Il ne faut pas perdre de vue, concernant Alassane D. Ouattara, que sa connaissance (et plus encore sa pratique) de l’univers politique était nulle quand il a été nommé premier ministre par Félix Houphouët Boigny. Certes, il savait ce que sont l’État et ses principales institutions mais méconnaissait le fonctionnement des partis politiques ! Dans les premiers temps, il était le « technocrate » maîtrisant les arcanes financières de la macro-économie ; Houphouët gérait, avec son habituel pragmatisme et son savoir-faire incomparable, le « politique ». Houphouët malade puis mort, Ouattara ne sera pas loin de perdre pied. Face au PDCI de Henri Konan Bédié et au FPI de Laurent Gbagbo, le RDR de Djeny Kobina, jusqu’à la mort de ce dernier en 1998, était un encombrant partenaire pour Ouattara ; un partenaire dont il ne savait que faire: sa prestation lors de son accession à sa présidence, en août 1999, en témoigne. Il avait alors 57 ans et découvrait un univers particulièrement déconcertant. Et si son épouse, Dominique, subodorait que les partis étaient une instance avec laquelle un homme politique, fut-il ancien cadre dirigeant du FMI, devait compter, elle n’en maîtrisait pas plus le mode de fonctionnement.

Ouattara a eu besoin d’accompagnateurs, d’initiateurs, de coachs, Marcel Amon-Tanoh a été de ces hommes aguerris qui savent que le « parti » est l’endroit où se trouvent les « partisans » et qu’il faut prendre en compte leurs attentes, leurs exigences, leur susceptibilité, etc. Le parti est un cadre contraignant au sein duquel se développe le meilleur et le pire de « l’homme politique » (Emmanuel Macron, qui a voulu faire sans, s’en mord les doigts !).

Ayant raté la dernière marche en 2023, Patrick Achi veut reprendre pied

Il y a Marcel Amon-Tanoh ; il y a aussi Patrick Achi.
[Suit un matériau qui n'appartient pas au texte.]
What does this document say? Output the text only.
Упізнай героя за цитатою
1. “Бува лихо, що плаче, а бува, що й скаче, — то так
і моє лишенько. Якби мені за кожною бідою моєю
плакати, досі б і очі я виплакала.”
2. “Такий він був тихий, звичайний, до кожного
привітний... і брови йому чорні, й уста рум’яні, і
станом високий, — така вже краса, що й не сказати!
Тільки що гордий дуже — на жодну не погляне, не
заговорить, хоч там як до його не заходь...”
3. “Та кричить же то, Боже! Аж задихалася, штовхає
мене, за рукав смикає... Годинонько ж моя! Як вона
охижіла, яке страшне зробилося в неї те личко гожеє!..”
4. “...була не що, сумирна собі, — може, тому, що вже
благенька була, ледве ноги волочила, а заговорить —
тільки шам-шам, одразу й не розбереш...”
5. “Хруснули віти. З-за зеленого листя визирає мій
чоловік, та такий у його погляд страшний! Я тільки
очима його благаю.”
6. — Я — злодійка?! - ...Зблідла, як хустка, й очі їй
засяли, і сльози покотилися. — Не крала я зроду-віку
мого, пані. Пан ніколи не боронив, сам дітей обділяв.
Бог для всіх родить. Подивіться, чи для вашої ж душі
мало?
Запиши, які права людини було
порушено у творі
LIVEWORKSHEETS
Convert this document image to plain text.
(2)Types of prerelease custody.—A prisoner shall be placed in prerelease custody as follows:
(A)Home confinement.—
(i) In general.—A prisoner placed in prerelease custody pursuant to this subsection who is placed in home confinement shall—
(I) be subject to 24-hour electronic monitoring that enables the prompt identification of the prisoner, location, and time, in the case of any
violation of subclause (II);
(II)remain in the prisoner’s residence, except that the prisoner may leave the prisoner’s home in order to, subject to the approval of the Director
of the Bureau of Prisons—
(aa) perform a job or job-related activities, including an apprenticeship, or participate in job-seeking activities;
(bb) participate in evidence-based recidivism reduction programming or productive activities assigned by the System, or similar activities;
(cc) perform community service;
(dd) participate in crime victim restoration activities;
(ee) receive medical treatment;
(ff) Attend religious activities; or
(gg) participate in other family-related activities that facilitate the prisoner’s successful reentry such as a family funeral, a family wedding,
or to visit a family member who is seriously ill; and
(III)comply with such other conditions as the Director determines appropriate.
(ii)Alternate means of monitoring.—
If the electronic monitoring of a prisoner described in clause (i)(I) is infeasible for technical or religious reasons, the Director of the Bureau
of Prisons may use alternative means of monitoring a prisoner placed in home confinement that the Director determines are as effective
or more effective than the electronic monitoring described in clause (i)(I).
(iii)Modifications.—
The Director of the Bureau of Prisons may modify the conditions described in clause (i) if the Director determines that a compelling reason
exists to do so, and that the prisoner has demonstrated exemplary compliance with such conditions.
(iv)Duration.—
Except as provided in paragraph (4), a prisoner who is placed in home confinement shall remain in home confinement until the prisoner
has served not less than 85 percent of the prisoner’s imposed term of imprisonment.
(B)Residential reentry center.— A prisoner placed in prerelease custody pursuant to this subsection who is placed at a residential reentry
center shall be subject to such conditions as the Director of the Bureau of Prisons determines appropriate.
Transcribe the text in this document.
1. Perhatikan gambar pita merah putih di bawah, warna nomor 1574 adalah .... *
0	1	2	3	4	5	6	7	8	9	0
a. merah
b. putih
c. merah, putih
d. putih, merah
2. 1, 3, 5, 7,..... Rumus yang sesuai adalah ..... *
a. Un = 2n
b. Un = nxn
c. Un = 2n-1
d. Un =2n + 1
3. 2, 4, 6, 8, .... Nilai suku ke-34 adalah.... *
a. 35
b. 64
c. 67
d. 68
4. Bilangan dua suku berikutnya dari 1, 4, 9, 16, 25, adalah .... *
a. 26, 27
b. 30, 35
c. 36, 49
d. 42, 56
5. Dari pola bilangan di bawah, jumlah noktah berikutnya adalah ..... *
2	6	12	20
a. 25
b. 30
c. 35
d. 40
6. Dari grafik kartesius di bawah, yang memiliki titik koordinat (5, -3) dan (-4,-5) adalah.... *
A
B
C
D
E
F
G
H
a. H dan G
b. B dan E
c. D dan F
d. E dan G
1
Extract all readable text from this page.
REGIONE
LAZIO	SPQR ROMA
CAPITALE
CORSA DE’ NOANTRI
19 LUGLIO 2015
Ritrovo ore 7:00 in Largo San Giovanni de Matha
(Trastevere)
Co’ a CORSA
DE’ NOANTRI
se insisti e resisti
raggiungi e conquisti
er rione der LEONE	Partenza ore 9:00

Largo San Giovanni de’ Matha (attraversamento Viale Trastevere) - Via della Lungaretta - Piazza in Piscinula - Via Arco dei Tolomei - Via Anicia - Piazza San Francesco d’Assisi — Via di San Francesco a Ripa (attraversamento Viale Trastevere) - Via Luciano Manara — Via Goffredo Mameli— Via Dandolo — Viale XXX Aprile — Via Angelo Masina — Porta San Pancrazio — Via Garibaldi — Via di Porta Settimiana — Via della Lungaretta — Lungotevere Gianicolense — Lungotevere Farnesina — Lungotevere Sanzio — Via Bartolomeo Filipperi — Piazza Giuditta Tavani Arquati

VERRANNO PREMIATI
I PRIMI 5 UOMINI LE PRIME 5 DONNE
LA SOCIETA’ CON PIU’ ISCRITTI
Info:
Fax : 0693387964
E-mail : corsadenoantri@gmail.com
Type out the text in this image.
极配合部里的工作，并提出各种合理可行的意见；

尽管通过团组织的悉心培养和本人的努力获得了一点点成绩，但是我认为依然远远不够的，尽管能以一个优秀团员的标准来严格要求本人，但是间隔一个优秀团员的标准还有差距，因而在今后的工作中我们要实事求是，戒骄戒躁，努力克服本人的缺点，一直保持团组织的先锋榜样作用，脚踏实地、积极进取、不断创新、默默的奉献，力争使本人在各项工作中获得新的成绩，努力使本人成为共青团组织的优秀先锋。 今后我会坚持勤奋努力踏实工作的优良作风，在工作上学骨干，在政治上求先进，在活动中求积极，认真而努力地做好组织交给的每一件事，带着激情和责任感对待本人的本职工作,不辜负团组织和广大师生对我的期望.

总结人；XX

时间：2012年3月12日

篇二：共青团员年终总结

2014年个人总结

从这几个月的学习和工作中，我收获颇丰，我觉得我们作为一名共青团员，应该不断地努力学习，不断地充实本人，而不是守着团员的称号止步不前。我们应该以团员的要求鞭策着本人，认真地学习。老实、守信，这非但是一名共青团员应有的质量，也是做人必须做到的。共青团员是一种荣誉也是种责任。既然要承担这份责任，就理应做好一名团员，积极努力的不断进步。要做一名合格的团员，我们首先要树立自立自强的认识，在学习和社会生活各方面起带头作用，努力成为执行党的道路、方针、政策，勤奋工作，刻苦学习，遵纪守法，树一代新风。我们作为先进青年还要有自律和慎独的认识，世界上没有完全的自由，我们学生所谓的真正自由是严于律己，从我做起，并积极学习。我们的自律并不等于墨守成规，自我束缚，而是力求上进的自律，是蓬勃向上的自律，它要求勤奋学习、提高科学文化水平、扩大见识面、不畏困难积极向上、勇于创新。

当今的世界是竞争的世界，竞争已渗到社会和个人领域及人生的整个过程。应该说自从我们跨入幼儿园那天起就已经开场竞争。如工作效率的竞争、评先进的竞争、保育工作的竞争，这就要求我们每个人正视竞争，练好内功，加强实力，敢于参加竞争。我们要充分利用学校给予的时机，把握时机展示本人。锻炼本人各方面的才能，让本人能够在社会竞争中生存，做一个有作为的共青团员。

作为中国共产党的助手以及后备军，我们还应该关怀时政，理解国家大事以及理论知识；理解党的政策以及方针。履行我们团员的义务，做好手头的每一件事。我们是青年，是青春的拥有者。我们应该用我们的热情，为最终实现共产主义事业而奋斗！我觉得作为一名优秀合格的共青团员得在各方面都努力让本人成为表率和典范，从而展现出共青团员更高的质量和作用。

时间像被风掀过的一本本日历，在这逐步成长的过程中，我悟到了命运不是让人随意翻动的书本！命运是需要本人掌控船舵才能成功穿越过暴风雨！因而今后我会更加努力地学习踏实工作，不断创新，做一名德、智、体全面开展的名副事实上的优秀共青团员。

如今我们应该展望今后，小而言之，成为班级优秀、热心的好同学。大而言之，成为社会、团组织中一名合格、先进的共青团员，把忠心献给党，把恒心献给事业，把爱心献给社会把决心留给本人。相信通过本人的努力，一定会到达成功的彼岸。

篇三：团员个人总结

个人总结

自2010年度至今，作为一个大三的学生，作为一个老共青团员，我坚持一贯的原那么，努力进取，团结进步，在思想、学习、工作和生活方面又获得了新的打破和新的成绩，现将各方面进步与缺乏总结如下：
Le 7 janvier 2025, Ouattara l’a nommé ministre d’État, conseiller spécial à la présidence de la République. Or Achi est aussi de ces « insoumis » et autres « frondeurs » qui se sont illustrés sur le devant de la scène politique avant d’en être écartés. Parcours remarquable en Côte d’Ivoire pour ce fils d’une française: conseiller du ministre des Finances sous la présidence de Henri Konan Bédié ; ministre tout au long de la présidence de Laurent Gbagbo ; ministre au temps de Ouattara qui le fera sortir de l’ombre en 2017 en le nommant ministre d’État, secrétaire général de la présidence de la République, puis Premier ministre par intérim en 2021 avant d’être confirmé dans la fonction dont il sera dégagé en 2023. Ajoutons à cela que, militant du PDCI, il n’avait jamais rompu les relations avec le FPI de Laurent Gbagbo et qu’il a été secrétaire général du PDCI-Renaissance (une tendance pro-RHDP de Ouattara au sein du PDCI de Bédié) avant de rejoindre, enfin, le RHDP. Il ne faut jamais être loin du feu si on veut entendre mijoter la marmite… !

Alors que le RHDP était une structure informelle regroupant essentiellement le PDCI et le RDR, Achi contribuera à en faire une structure militante et structurée. Il réalisera une synthèse entre le RDR qui voulait imposer le RHDP comme structure unique et ceux qui, au sein du PDCI, étaient prêts à mettre leur drapeau dans leur poche. Au final, Achi voulait le RHDP et rien d’autre que le RHDP, rassemblement « de la famille des houphouëtistes ». Consensualiste revendiqué jusqu’aux élections régionales d’octobre 2018, il va choisir, par la suite, de n’être que RHDP et, bien plus, « ouattariste ». « La providence m’a donné l’occasion d’apprécier l’homme. J’ai ainsi appris à comprendre, à admirer et à répondre à votre exigence intellectuelle, votre attachement à la loyauté humaine, à la constance des engagements et à la cohérence du raisonnement ».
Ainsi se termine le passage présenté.